COLUMN: Israelis using Palestinians against themselves

Omar Tesdell Columnist

It’s the kind of thing that makes your skin crawl. I stared into my computer screen in disbelief as the photograph loaded in my browser. To each side of a huge concrete block were two workers helping the crane operator guide the massive piece into place.

The caption read, “Palestinian workers push as they lay the concrete blocks of Israel’s controversial ‘security barrier’ during construction works in the Palestinian neighborhood of Abu Dis.”

Here were Palestinian citizens of Israel helping to construct the internationally condemned colonization wall in the Palestinian territories, as contractors for the Israeli government.

I had heard of this type of thing before, that is, the subjugator enlisting the labor of the subjugated to further suppress them. History is repeated.

When I e-mailed the story to acquaintances, a Kenyan friend pointed out similar ironies from the United States and South Africa. He said, “Like the southern African—Americans, or last century’s South Africans building an economy and infrastructure used to oppress them.”

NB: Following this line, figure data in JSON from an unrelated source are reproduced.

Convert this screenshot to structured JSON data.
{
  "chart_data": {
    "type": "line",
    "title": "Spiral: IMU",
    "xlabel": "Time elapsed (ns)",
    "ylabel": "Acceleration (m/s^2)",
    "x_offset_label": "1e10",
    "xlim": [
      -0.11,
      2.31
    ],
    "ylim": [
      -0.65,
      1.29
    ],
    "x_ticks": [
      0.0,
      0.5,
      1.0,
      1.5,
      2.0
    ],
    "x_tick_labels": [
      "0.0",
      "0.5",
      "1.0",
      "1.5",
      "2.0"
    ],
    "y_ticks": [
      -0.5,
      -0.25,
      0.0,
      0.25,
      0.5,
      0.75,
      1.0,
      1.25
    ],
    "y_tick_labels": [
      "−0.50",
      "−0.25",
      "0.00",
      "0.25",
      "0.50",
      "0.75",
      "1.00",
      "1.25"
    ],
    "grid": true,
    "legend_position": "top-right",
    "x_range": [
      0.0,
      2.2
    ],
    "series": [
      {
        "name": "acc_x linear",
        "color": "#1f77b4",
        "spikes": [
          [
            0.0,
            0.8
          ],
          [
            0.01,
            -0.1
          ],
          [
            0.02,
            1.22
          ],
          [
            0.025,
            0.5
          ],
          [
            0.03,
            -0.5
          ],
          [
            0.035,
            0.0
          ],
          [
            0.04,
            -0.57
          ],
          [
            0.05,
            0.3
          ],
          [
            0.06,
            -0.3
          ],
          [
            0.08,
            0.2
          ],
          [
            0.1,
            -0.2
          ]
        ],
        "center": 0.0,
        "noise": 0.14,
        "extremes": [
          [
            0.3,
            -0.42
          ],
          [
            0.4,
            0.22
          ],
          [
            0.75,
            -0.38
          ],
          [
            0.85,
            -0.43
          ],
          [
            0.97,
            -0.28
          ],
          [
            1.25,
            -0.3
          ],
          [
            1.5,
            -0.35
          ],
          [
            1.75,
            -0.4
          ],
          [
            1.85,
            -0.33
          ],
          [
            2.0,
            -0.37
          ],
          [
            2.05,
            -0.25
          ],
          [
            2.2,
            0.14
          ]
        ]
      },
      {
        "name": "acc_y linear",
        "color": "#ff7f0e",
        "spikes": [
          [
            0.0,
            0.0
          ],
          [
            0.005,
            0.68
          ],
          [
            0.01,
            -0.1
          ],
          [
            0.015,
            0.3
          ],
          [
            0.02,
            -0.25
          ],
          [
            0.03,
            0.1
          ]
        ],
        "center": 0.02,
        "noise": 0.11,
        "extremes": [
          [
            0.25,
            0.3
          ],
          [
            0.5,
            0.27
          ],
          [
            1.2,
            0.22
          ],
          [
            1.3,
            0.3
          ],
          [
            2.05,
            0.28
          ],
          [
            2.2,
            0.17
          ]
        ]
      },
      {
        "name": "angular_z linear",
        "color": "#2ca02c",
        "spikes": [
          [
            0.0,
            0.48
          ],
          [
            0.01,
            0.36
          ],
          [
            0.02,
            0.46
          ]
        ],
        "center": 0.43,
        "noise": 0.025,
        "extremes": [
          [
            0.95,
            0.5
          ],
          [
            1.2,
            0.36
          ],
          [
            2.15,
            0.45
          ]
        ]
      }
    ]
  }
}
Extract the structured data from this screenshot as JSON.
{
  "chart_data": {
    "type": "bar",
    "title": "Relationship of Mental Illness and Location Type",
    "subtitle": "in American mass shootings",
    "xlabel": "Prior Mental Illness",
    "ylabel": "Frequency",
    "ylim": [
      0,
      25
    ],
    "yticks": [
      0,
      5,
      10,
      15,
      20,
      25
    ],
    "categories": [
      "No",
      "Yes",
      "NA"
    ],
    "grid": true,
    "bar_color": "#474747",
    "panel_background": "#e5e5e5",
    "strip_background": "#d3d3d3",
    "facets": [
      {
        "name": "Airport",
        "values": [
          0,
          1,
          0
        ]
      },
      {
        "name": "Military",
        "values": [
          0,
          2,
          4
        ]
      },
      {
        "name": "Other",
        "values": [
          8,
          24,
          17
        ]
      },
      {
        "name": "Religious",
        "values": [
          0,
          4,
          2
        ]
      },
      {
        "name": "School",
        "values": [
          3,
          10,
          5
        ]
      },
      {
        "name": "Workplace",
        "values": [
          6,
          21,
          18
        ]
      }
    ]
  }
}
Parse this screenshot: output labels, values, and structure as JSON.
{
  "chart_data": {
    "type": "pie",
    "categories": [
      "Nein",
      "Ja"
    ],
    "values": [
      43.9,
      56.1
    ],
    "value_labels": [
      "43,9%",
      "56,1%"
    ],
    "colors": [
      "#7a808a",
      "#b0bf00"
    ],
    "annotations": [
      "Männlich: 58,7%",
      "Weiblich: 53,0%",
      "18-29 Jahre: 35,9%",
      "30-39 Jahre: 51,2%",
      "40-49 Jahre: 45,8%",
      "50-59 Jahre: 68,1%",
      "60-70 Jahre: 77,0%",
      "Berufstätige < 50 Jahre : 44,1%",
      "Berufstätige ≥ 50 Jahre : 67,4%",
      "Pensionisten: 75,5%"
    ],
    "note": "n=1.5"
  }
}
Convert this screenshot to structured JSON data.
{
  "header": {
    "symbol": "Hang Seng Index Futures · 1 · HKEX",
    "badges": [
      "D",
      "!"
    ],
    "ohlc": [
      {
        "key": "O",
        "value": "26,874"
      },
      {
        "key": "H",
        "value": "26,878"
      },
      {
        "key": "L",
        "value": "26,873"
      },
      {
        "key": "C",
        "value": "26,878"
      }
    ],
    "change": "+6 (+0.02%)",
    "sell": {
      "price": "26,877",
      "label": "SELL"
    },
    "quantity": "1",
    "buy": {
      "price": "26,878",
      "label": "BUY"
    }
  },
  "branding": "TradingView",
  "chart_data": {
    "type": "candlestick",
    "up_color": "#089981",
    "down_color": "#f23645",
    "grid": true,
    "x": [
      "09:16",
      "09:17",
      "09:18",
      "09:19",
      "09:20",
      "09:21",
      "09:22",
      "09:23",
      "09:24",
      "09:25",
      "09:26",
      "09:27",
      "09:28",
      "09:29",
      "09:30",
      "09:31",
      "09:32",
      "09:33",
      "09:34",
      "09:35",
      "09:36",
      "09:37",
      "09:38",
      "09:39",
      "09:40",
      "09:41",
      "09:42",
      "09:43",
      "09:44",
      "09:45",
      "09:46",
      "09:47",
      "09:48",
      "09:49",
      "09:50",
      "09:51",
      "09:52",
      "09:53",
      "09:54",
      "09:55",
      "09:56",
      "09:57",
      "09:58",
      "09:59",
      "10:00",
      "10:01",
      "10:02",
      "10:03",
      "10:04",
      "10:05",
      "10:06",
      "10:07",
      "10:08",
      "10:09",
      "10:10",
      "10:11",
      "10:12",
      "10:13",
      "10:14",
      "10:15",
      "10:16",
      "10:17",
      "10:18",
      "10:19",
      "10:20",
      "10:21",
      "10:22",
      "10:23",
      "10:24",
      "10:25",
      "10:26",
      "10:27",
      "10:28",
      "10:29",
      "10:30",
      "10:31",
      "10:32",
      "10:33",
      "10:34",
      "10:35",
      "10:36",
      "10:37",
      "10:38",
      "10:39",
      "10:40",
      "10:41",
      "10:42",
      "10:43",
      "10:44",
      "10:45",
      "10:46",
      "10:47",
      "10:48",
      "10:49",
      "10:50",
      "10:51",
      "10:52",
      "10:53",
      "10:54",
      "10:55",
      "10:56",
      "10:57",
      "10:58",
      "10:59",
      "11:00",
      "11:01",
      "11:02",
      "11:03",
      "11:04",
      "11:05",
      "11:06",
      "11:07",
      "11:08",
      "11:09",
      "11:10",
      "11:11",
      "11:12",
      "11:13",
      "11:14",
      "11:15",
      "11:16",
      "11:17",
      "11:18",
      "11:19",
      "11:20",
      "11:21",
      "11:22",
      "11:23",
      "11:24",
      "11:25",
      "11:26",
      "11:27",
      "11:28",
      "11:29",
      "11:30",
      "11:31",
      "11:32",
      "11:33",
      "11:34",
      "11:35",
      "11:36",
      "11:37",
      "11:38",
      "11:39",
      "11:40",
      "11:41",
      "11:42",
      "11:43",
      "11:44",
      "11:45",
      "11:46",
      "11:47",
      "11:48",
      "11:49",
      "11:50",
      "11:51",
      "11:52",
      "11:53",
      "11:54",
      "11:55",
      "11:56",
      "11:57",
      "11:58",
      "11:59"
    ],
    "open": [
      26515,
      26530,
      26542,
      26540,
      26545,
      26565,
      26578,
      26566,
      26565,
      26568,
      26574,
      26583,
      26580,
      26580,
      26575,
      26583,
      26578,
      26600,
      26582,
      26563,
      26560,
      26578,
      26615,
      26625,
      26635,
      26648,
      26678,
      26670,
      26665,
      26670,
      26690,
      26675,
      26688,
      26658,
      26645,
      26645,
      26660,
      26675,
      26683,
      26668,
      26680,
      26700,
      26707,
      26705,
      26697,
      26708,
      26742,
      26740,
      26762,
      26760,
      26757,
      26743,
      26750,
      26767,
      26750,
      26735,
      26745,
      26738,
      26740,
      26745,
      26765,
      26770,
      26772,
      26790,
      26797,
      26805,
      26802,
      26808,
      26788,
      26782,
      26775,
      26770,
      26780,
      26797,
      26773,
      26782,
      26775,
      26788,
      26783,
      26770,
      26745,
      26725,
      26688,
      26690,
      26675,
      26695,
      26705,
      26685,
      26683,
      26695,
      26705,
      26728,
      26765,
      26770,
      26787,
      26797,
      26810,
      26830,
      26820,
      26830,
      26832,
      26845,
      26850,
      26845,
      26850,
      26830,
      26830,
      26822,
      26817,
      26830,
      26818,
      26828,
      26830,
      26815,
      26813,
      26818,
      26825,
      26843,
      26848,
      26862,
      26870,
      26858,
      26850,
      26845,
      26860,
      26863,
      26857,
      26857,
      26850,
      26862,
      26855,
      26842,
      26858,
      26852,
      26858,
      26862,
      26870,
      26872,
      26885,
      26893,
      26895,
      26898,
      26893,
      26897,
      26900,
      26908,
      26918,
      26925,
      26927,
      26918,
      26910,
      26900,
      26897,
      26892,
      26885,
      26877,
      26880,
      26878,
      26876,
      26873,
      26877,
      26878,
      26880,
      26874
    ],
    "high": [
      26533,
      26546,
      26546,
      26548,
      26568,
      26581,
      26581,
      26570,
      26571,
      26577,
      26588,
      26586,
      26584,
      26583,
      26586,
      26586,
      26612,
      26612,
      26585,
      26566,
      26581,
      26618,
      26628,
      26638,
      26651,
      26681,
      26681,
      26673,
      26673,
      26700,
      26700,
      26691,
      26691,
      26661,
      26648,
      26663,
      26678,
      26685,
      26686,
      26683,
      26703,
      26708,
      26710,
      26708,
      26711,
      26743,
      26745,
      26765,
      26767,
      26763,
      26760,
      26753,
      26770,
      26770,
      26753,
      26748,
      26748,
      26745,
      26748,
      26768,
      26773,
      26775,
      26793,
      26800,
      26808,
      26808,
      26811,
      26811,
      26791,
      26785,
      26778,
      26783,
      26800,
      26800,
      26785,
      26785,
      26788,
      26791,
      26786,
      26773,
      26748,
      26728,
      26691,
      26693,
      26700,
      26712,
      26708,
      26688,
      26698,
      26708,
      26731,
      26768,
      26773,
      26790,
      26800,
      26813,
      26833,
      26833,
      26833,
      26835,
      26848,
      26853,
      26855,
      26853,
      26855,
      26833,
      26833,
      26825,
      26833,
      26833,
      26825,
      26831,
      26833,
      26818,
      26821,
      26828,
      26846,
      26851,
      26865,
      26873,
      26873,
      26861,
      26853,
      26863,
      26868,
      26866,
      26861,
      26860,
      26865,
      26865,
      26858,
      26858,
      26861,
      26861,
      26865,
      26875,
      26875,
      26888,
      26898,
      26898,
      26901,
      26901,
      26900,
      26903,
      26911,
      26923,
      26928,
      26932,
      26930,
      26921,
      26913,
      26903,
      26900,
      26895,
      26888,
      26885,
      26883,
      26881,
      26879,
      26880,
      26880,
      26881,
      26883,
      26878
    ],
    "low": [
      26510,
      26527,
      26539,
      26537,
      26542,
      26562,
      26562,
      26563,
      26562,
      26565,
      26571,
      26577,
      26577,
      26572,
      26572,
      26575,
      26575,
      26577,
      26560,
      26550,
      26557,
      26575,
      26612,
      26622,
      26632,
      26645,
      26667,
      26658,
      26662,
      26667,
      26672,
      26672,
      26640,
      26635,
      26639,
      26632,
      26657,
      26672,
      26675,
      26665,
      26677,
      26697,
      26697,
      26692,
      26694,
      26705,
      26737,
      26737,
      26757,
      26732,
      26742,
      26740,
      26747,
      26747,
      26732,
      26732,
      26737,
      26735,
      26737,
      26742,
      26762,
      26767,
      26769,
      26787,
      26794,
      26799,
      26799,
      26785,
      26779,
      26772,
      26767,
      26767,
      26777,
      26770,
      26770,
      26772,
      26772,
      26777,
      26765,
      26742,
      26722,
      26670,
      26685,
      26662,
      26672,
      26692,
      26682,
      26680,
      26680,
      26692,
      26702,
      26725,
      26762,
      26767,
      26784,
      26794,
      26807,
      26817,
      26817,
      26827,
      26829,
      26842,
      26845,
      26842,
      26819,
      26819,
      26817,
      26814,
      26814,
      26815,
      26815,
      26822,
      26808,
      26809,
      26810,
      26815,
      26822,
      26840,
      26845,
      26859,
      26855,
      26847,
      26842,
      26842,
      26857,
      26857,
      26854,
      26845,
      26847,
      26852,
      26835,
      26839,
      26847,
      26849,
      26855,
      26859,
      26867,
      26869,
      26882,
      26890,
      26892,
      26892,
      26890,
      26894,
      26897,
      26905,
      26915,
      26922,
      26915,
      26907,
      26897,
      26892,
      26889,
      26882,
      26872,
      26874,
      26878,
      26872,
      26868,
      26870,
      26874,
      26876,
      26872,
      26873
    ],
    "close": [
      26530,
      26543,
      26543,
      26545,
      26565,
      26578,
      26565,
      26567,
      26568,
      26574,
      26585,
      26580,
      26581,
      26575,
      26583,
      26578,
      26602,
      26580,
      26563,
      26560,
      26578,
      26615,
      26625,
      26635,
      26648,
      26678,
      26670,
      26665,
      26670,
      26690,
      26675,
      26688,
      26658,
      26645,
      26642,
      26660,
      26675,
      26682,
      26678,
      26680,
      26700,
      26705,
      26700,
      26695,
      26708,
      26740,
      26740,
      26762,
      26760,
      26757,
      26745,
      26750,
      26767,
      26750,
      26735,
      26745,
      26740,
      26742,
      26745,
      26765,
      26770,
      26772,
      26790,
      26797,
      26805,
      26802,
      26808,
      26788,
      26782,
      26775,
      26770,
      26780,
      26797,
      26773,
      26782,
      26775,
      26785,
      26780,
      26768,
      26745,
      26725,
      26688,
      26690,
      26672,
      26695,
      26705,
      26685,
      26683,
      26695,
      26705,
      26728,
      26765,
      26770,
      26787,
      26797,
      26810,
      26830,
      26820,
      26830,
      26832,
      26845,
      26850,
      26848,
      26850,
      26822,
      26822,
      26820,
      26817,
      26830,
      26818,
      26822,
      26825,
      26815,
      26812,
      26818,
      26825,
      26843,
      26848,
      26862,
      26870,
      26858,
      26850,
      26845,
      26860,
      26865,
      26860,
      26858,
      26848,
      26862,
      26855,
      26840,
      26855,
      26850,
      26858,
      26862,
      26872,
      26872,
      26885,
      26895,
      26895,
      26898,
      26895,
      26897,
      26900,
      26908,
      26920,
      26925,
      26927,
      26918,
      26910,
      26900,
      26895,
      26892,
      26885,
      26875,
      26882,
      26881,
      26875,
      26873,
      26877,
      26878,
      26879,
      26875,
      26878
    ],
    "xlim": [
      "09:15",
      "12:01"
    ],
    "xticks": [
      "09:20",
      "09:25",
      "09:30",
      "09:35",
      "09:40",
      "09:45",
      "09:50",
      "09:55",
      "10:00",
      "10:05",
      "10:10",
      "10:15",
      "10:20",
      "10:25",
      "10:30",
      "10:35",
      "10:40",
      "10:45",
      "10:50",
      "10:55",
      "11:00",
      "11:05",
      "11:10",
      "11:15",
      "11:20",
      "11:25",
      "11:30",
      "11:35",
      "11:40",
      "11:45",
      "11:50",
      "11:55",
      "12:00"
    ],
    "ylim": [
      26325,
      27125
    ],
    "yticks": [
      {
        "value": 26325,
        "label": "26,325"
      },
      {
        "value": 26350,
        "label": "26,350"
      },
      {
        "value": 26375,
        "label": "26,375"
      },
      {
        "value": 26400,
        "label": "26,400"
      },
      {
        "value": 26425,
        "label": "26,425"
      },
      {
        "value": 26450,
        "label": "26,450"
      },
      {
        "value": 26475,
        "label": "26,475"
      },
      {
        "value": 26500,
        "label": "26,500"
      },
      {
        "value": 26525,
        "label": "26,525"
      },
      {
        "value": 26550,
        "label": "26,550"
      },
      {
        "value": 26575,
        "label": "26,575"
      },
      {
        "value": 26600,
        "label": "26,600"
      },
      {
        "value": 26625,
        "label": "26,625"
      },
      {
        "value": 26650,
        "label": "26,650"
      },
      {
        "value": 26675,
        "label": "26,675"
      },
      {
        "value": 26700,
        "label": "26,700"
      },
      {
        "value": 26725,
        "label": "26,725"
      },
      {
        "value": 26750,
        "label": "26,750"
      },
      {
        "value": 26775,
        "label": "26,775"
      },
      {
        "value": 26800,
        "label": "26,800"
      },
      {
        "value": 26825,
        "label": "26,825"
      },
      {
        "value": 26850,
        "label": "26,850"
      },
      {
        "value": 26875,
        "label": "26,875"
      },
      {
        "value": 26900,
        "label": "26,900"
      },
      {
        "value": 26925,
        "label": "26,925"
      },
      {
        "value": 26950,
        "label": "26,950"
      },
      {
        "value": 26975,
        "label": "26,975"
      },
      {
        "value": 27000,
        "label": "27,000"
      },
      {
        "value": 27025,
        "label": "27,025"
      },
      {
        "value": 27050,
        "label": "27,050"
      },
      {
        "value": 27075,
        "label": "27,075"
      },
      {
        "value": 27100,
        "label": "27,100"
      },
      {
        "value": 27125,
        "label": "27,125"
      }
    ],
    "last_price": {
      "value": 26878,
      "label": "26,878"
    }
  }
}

In the case of reconstruction after the American Civil War, Union general William Sherman gave plantation land away to freed slaves in 1865. When the white plantation owners came back for their land in the winter of 1866, it was black Union soldiers who were forced, by orders of President Andrew Johnson, to act as human shields as the army forcibly resettled whites. The land had just been given to freed slaves and now was being taken away for the whites by fellow blacks.

In the example of South Africa, it was the blacks who worked in the white-owned gold and diamond mines. The profits from this incredibly lucrative business were then used to purchase weapons to keep the apartheid regime in place. In addition, I looked back at Nelson Mandela’s autobiography. He tells of the African guards at his prison at Robben Island and the policemen enforcing the apartheid rules on the street. Were it not for the African labor, the racist system could not last.

This is not new to Israel either. In fact, much of the labor for the Israeli colonies in the West Bank and Gaza over the years came from Palestinians in search of livelihood.

James Bennet reported in this past Tuesday’s New York Times, “Much as Palestinian workers built many Israeli settlements in the West Bank and Gaza Strip, Arab citizens of Israel were building this section of wall even as they opposed its construction.”

Bennet goes on, “The 42-year-old man, who asked not to be identified, said that if he did not do the job, someone else would. ‘What we are doing is wrong,’ he said. ‘It’s breaking my heart. But what can we do?'”

I was taken aback by Mandela’s description of the system, specifically the land use policy, under which he lived. The Group Areas Act in 1948 required “separate urban areas for each racial group. In the past whites took the land by force. Now they took it by legislation,” Mandela said. “Under its regulations each racial group could own land, occupy premises, and trade only with in its own separate area.”

For Israel, similar effects are accomplished in the denial of building permits to Palestinians in and around East Jerusalem. Israel hopes to eventually surround Palestinian East Jerusalem with Israeli colonies, making a Palestinian capital there impossible.

Eventually, after repeated denials, the Palestinian family builds on its land without a permit, and often the home is destroyed by the Israeli military. According to the human rights group Israelis Against House Demolitions, more than 50,000 Palestinians have been made homeless in these home demolitions since 1967.

As land is confiscated in the name of security but in the effect of active colonization, the feasibility of a contiguous Palestine alongside Israel fades. The system of checkpoints, colonist-only roads and colonies makes a logistically viable Palestine increasingly impossible.

As established by numerous U.S. administrations and the United Nations, these actions often have the opposite of the intended effect.

In the next few days we have U.S. presidential hopefuls in our midst asking for our support as Iowans. This is our chance.

Ask the candidate what they will do to stop the colonization wall being constructed with our tax dollars.

Ask them to address the issues of Palestinian poverty, disenfranchisement, and hopelessness, the foremost way to stem the indefensible acts of violence perpetrated against Israelis.

Finally, ask them to support freedom for the Palestinian people as a means of justice for both Israelis and Palestinians.